In simple terms, the Workplace (Health, Safety and Welfare) Regulations 1992 sets out some fundamental workplace requirements to ensure employees are provided with a suitably comfortable and hygienic work environment. This includes certain welfare facilities, like toilets, changing rooms and drinking water, for example.

Below are 8 key requirements all employers should know about:

1. Toilet provision

Employees or visitors shouldn’t have to queue for a long period of time to use the toilet. For mixed use or women only toilets, you should have:

  • One toilet if you have between one and five employees;
  • Two toilets for between 6 and 25 employees;
  • Three toilets for between 26 and 50 employees;
  • Four toilets for between 51 and 75 employees; and
  • Five toilets for between 76 and 100 employees.

It’s also important to remember that in toilets that’ll be used by females, you must provide a means to dispose of sanitary materials. It goes without saying, your toilet facilities need to be well maintained and clean at all times, and that there’s always a supply of things like soap and toilet paper.

2. Washing facilities

Hand washing facilities, including showers if required by the nature of the work or for health reasons, need to be provided at readily accessible places. Hand washing facilities need to be provided in the immediate vicinity of every sanitary convenience and must include a supply of clean hot and cold, or warm, water, soap or other suitable means of cleaning,  towels or other suitable means of drying. They need to be kept clean.

3. Lighting 

Every workplace needs to have suitable and sufficient lighting. Lighting should be sufficient to enable people to work, use facilities without experiencing eye-strain, and safely move from place to place.

4. Cleanliness

All workplaces and the furniture, furnishings and fittings therein need to be kept sufficiently clean. Waste materials should not be allowed to accumulate in a workplace except in suitable receptacles.

5. Floor and traffic routes

Floors, or surfaces of traffic routes, should not have any hole or slope or be uneven as to present a trip hazard.  They should be kept free from obstructions and from any article or substance which may cause a person to slip, trip or fall.

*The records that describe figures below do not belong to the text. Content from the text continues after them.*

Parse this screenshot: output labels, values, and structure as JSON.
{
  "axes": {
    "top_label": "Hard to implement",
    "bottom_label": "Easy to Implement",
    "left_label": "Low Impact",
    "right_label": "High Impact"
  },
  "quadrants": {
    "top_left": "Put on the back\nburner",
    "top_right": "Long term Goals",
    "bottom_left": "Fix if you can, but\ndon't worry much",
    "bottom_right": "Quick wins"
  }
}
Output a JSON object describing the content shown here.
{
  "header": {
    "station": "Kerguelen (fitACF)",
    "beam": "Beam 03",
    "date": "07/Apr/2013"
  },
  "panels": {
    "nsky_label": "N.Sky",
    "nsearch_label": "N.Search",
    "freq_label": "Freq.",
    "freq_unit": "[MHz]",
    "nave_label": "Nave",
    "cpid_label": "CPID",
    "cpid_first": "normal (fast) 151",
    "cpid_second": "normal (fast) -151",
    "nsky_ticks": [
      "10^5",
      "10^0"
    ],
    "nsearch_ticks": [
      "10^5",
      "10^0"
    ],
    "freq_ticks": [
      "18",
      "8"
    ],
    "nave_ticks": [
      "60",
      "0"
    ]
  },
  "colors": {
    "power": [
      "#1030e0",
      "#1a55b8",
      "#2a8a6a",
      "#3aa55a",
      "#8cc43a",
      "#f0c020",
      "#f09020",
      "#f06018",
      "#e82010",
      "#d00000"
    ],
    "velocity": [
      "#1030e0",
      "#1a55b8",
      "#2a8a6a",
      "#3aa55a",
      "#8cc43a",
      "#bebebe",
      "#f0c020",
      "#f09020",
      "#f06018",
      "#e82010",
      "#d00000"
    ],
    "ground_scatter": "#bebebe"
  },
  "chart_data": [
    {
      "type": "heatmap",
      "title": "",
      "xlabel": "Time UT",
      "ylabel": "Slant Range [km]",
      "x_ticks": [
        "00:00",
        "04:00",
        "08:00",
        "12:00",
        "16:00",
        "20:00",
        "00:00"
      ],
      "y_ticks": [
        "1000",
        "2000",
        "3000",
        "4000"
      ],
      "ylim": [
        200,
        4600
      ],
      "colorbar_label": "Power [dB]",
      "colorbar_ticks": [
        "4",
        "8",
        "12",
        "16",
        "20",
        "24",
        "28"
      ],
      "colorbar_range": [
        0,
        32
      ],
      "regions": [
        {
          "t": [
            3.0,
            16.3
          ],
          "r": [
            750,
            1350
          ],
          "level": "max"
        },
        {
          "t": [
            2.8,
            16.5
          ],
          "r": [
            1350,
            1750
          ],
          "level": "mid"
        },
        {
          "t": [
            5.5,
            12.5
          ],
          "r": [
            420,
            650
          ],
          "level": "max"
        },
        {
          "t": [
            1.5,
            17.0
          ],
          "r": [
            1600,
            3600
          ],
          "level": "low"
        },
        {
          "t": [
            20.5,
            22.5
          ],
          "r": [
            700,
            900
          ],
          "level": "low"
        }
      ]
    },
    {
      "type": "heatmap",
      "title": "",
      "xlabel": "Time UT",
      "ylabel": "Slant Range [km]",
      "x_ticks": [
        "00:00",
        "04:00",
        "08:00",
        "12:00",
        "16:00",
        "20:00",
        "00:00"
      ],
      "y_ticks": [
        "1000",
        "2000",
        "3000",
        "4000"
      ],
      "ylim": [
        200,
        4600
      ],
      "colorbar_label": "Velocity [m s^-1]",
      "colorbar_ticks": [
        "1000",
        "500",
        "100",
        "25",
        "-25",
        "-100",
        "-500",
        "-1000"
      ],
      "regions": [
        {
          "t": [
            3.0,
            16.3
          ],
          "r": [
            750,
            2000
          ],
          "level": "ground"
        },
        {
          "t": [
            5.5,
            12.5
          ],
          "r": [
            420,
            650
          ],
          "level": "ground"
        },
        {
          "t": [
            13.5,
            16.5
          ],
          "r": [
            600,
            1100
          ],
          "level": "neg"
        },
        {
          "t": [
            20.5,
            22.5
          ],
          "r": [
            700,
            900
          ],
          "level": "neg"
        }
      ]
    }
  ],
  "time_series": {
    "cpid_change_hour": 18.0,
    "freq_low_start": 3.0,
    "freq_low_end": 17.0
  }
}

Traffic routes should be organised in such a way that pedestrians and vehicles can circulate in a safe manner.

6. Facilities for rest breaks 

You should provide employees with an adequate number of tables and seats in a restroom to use during their breaks. There should be a means for employees to heat and eat food or drink in a clean, contamination free environment. A supply of clean drinking water is also required.

7 . Changing facilities

If the line of work employees are in requires them to change into and wear specialist clothing – like a uniform or personal protective equipment (otherwise known as PPE), for example – then you need to provide them with suitable changing facilities. You must also ensure you have separate facilities for men and women.

Your changing facilities should: be easily accessible; provide a means to sit down; contain or be next to clothing storage and washing facilities; ensure privacy is provided; and enable employees to hang their clothing somewhere – something as simple as a hook or peg would do.

8. Facilities for pregnant employees

If you’ve any employees who are pregnant, as far as is reasonably practicable, you should provide them with rest facilities. The rest facilities should provide the expectant mother with a place to lie down.

As far as reasonably practicable?

As an employer, you need to meet all the above requirements as far as is ‘reasonably practicable’. When we say ‘reasonably practicable’, we mean unless it’s demonstrably awkward due to things like time, trouble, cost and physical difficulty. When establishing if something is reasonably practicable, you should sensibly use your judgement in terms of how much you would truly have to go out of your way.